A matching upper bound will be obtained using (1). For \(k=1,\dots ,n-1\) we bound \(P_k\) by 1. The terms \(q^{k(n-k)}_n\) can be bounded using the fact that \(x(n-x)\) is a concave function of x and takes its minimum at the two ends of the domain \([1,n-1]\), hence the exponent can be underestimated with the piecewise linear function

$$\begin{aligned} k(n-k)\ge \left\{ \begin{array}{ll} { \displaystyle \frac{(n-2)k}{2} + \frac{n}{2} \,,} &{} \hbox {if}\,\, 1\le k\le \frac{n}{2}\,, \\ { \displaystyle \frac{(n-2)(n-k)}{2} + \frac{n}{2} \,, } \qquad \qquad &{} \hbox {if}\,\, \frac{n}{2}\le k\le n-1\,, \end{array} \right. \end{aligned}$$

adjusted to hold with equality for \(k=1,\,n/2,\,n-1\).

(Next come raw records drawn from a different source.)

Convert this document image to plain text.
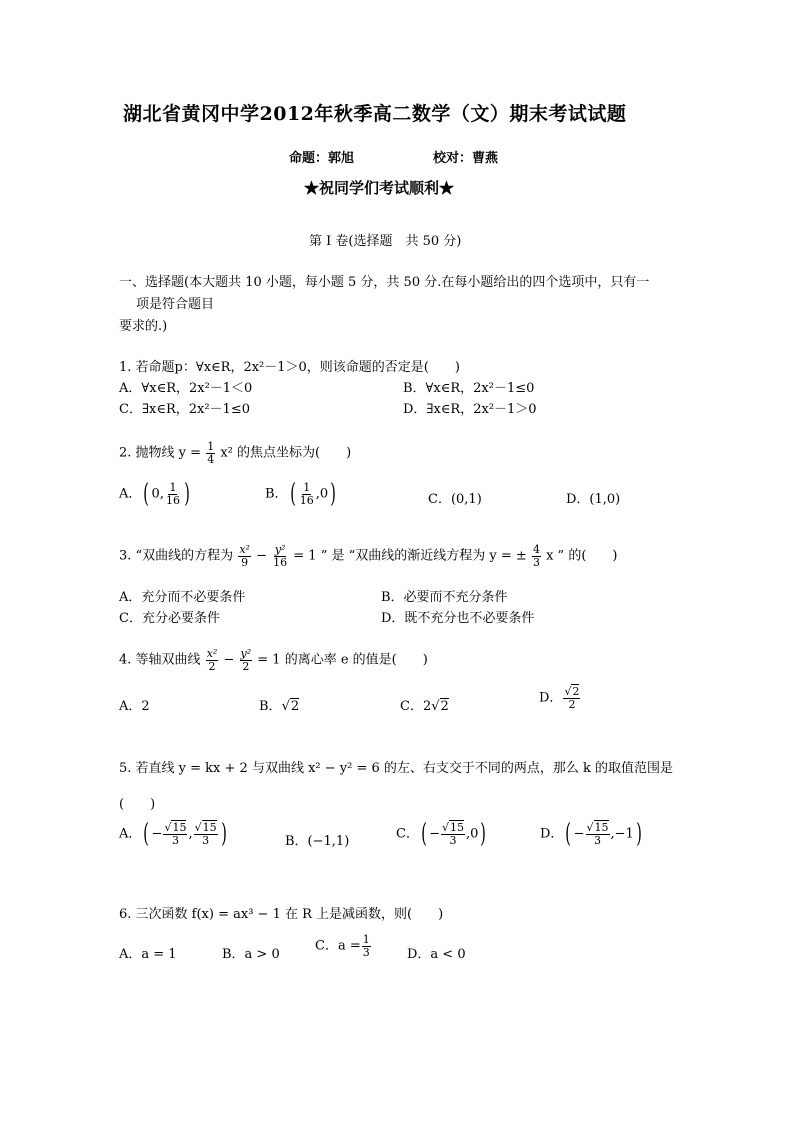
湖北省黄冈中学2012年秋季高二数学（文）期末考试试题
命题：郭旭	校对：曹燕
★祝同学们考试顺利★
第 I 卷(选择题　共 50 分)
一、选择题(本大题共 10 小题，每小题 5 分，共 50 分.在每小题给出的四个选项中，只有一
项是符合题目
要求的.)
1. 若命题p：∀x∈R，2x²－1＞0，则该命题的否定是(　　)
A．∀x∈R，2x²－1＜0	B．∀x∈R，2x²－1≤0
C．∃x∈R，2x²－1≤0	D．∃x∈R，2x²－1＞0
2. 抛物线 $y = \frac{1}{4} x^2$ 的焦点坐标为(　　)
A．( 0, $\frac{1}{16}$ )	B．( $\frac{1}{16} ,0$)	C．(0,1)	D．(1,0)
3. “双曲线的方程为 $\frac{\text{x²}}{9} - \frac{\text{y²}}{16} = 1$ ” 是 “双曲线的渐近线方程为 y = ± $\frac{4}{3}$ x ” 的(　　)
A．充分而不必要条件	B．必要而不充分条件
C．充分必要条件	D．既不充分也不必要条件
4. 等轴双曲线 $\frac{\text{x²}}{2} - \frac{\text{y²}}{2} = 1$ 的离心率 e 的值是(　　)
A．2	B．√2	C．2√2
D． $\frac{√2}{2}$
5. 若直线 y = kx + 2 与双曲线 x² − y² = 6 的左、右支交于不同的两点，那么 k 的取值范围是
(　　)
A．( − $\frac{√15}{3}$ , $\frac{√15}{3}$ )	B．(−1,1)	C．( − $\frac{√15}{3} ,0$)	D．( − $\frac{√15}{3} ,-1$)
6. 三次函数 f(x) = ax³ − 1 在 R 上是减函数，则(　　)
A．a = 1	B．a > 0
C．$a = \frac{1}{3}$	D．a < 0
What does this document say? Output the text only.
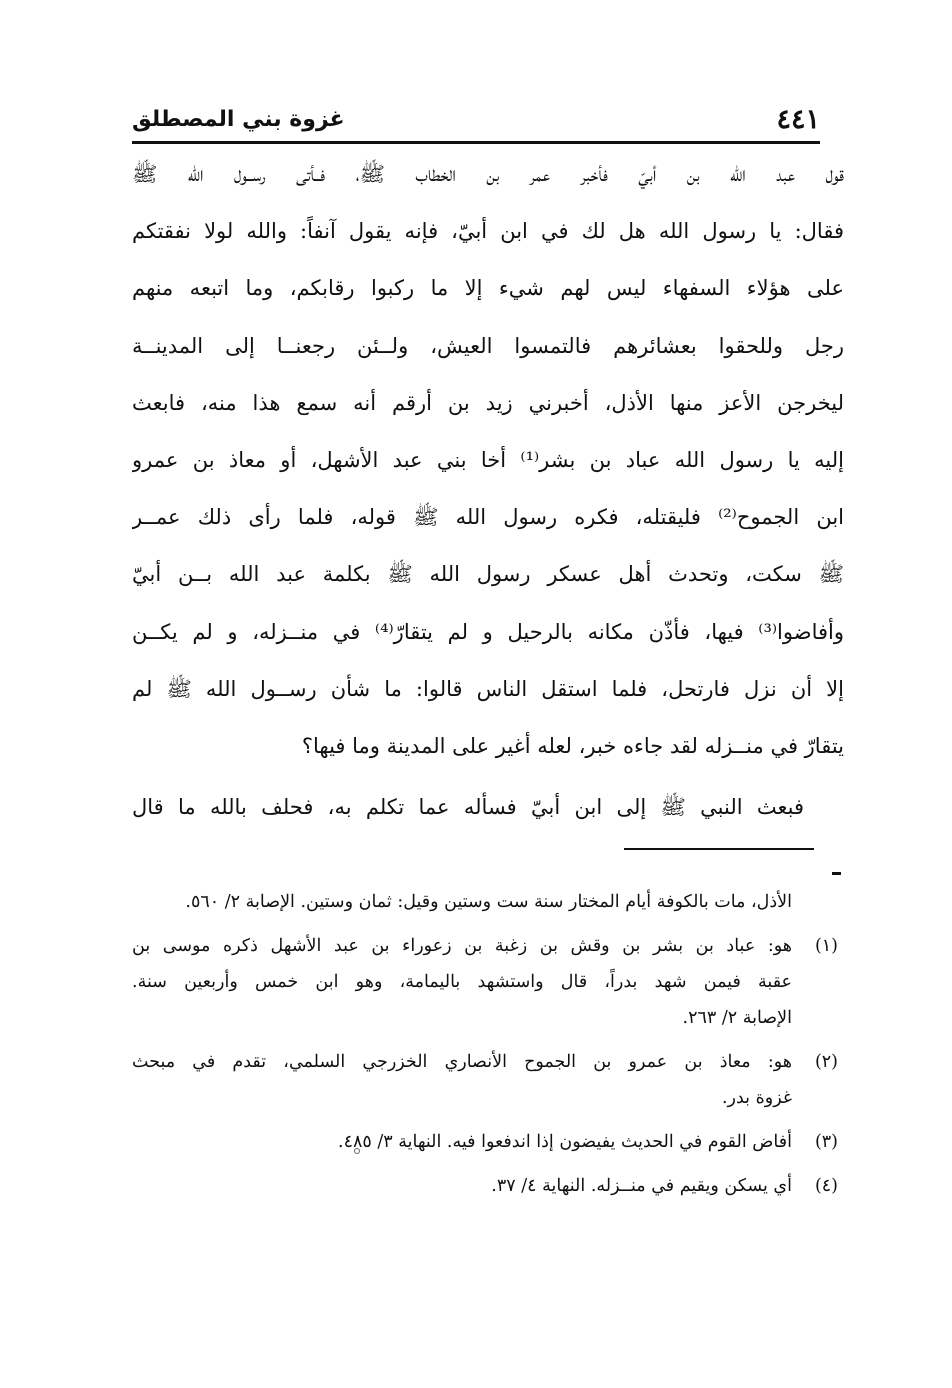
٤٤١
غزوة بني المصطلق
قول عبد الله بن أبيّ فأخبر عمر بن الخطاب ﷺ، فــأتى رســول الله ﷺ
فقال: يا رسول الله هل لك في ابن أبيّ، فإنه يقول آنفاً: والله لولا نفقتكم
على هؤلاء السفهاء ليس لهم شيء إلا ما ركبوا رقابكم، وما اتبعه منهم
رجل وللحقوا بعشائرهم فالتمسوا العيش، ولــئن رجعنــا إلى المدينــة
ليخرجن الأعز منها الأذل، أخبرني زيد بن أرقم أنه سمع هذا منه، فابعث
إليه يا رسول الله عباد بن بشر⁽¹⁾ أخا بني عبد الأشهل، أو معاذ بن عمرو
ابن الجموح⁽²⁾ فليقتله، فكره رسول الله ﷺ قوله، فلما رأى ذلك عمــر
ﷺ سكت، وتحدث أهل عسكر رسول الله ﷺ بكلمة عبد الله بــن أبيّ
وأفاضوا⁽³⁾ فيها، فأذّن مكانه بالرحيل و لم يتقارّ⁽⁴⁾ في منــزله، و لم يكــن
إلا أن نزل فارتحل، فلما استقل الناس قالوا: ما شأن رســول الله ﷺ لم
يتقارّ في منــزله لقد جاءه خبر، لعله أغير على المدينة وما فيها؟
فبعث النبي ﷺ إلى ابن أبيّ فسأله عما تكلم به، فحلف بالله ما قال
الأذل، مات بالكوفة أيام المختار سنة ست وستين وقيل: ثمان وستين. الإصابة ٢/ ٥٦٠.
(١)
هو: عباد بن بشر بن وقش بن زغبة بن زعوراء بن عبد الأشهل ذكره موسى بن
عقبة فيمن شهد بدراً، قال واستشهد باليمامة، وهو ابن خمس وأربعين سنة.
الإصابة ٢/ ٢٦٣.
(٢)
هو: معاذ بن عمرو بن الجموح الأنصاري الخزرجي السلمي، تقدم في مبحث
غزوة بدر.
(٣)
أفاض القوم في الحديث يفيضون إذا اندفعوا فيه. النهاية ٣/ ٤٨٥.
(٤)
أي يسكن ويقيم في منــزله. النهاية ٤/ ٣٧.
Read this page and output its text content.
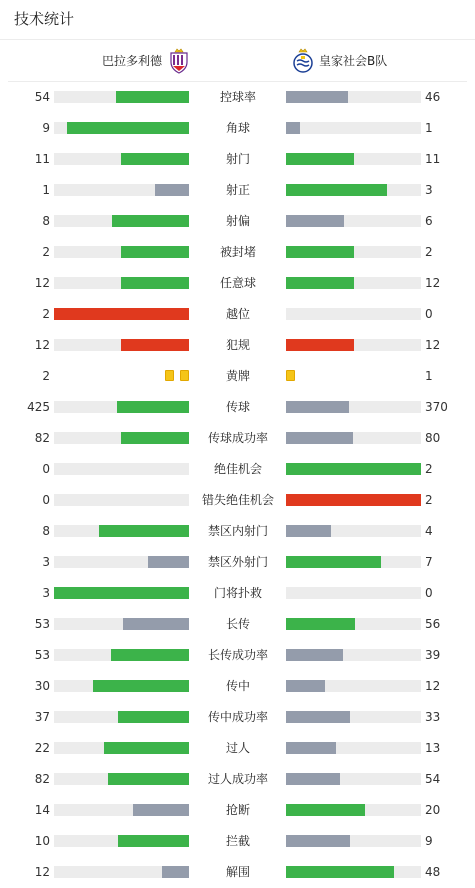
技术统计
巴拉多利德	皇家社会B队
54	控球率	46
9	角球	1
11	射门	11
1	射正	3
8	射偏	6
2	被封堵	2
12	任意球	12
2	越位	0
12	犯规	12
2	黄牌	1
425	传球	370
82	传球成功率	80
0	绝佳机会	2
0	错失绝佳机会	2
8	禁区内射门	4
3	禁区外射门	7
3	门将扑救	0
53	长传	56
53	长传成功率	39
30	传中	12
37	传中成功率	33
22	过人	13
82	过人成功率	54
14	抢断	20
10	拦截	9
12	解围	48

In order to treat k under and above n/2 in a unified way, it is convenient to take a combination of the two functions in a way that will cause relatively small additional error terms, and estimate \(q^{k(n-k)}_n\) as

$$\begin{aligned} q^{k(n-k)}_n < q_n^{n/2}(q^{(n-2)\cdot k/2}_n+q^{(n-2)(n-k)/2}_n) \end{aligned}$$

for \(k = 1,2,\dots , n-1\). To simplify the exponents, let us write \(Q:=q_n^{(n-2)/2}\). Hence in particular we have \(n\cdot Q=o(1)\), and the above inequality can be rewritten in the form of

$$\begin{aligned} q^{k(n-k)}_n < q_n^{n/2}(Q^k+Q^{n-k}) . \end{aligned}$$

We substitute the right-hand side into Equality (1), and obtain

$$\begin{aligned} 1-P_n< & {} q_n^{n/2} \left( \sum _{k=1}^{n-1}\left( {\begin{array}{c}n-1\\ k-1\end{array}}\right) Q^k + \sum _{k=1}^{n-1}\left( {\begin{array}{c}n-1\\ n-k\end{array}}\right) Q^{n-k} \right) \\= & {} q_n^{n/2} \left( Q\cdot \sum _{j=0}^{n-2}\left( {\begin{array}{c}n-1\\ j\end{array}}\right) Q^j + \sum _{j=1}^{n-1}\left( {\begin{array}{c}n-1\\ j\end{array}}\right) Q^j \right) \\= & {} q_n^{n/2} \left( \, Q\cdot \left[ (1+Q)^{n-1}-Q^{n-1} \right] + \left[ (1+Q)^{n-1}-1 \right] \,\right) \\< & {} q_n^{n/2} (\, Q + [\, Q\cdot \sum _{j=1}^{n-2} (nQ)^j \,] + [\, (n-1)\cdot Q +\sum _{j=2}^{n-1} (nQ)^j \,] \,) \\= & {} n\cdot Q\cdot q_n^{n/2} + [\, Q\cdot q_n^{n/2}\cdot \sum _{j=1}^{n-2} (nQ)^j \,] + [\, q_n^{n/2}\cdot \sum _{j=2}^{n-1} (nQ)^j \,] . \end{aligned}$$

Here the main term is \(n\cdot Q\cdot q_n^{n/2} = n\cdot (1-p_n)^{n-1}\) as claimed; the second largest term is \(n\cdot Q\cdot q_n^{n/2}\) from the beginning of the last big sum, but it is already \(o(n\cdot Q\cdot q_n^{n/2})\) ; and the sum of all the other terms is negligible. This completes the proof.

\(\square \)

4 Conclusion

  1. 1.

    Concerning the generalization of Gilbert’s theorem, it is worth comparing Theorem 6 with the commonly used estimation \(e ^ { -e ^ {(\ln n) - p \cdot n } }\) (where \(p=p_n\)) for the probability of \(\mathbf {G}_{n,p}\) to be connected, usually written in the form \(e^{-e^{-x}}\) by the substitution \(p=\frac{\ln n}{n}+\frac{x}{n}\). With the asymptotic \(e^{-z} \sim 1-z\) around zero, it is approximately \(1 - e ^ {(\log n) - p \cdot n } = 1 - n\cdot e ^ {- p \cdot n }\). On the other hand, we can rewrite Theorem 6 in the form \(1 - n\cdot ([1-p]^{1/p})^{p\cdot (n-1)}\) . Observing that inside the prarentheses the expression tends to 1/e as \(p\rightarrow 0\), the function can be approximated as \(1 - n\cdot e^{-p\cdot (n-1)}\).

  2. 2.

    Furthermore, we present here the following open question.

Problem 1

Does there exist some \(p_n\) tending to zero and some constant b such that \(\displaystyle \lim _{n\rightarrow \infty }P(\gamma _c(\mathbf {G}_{n,p_n})\le \log _b n)>0\)?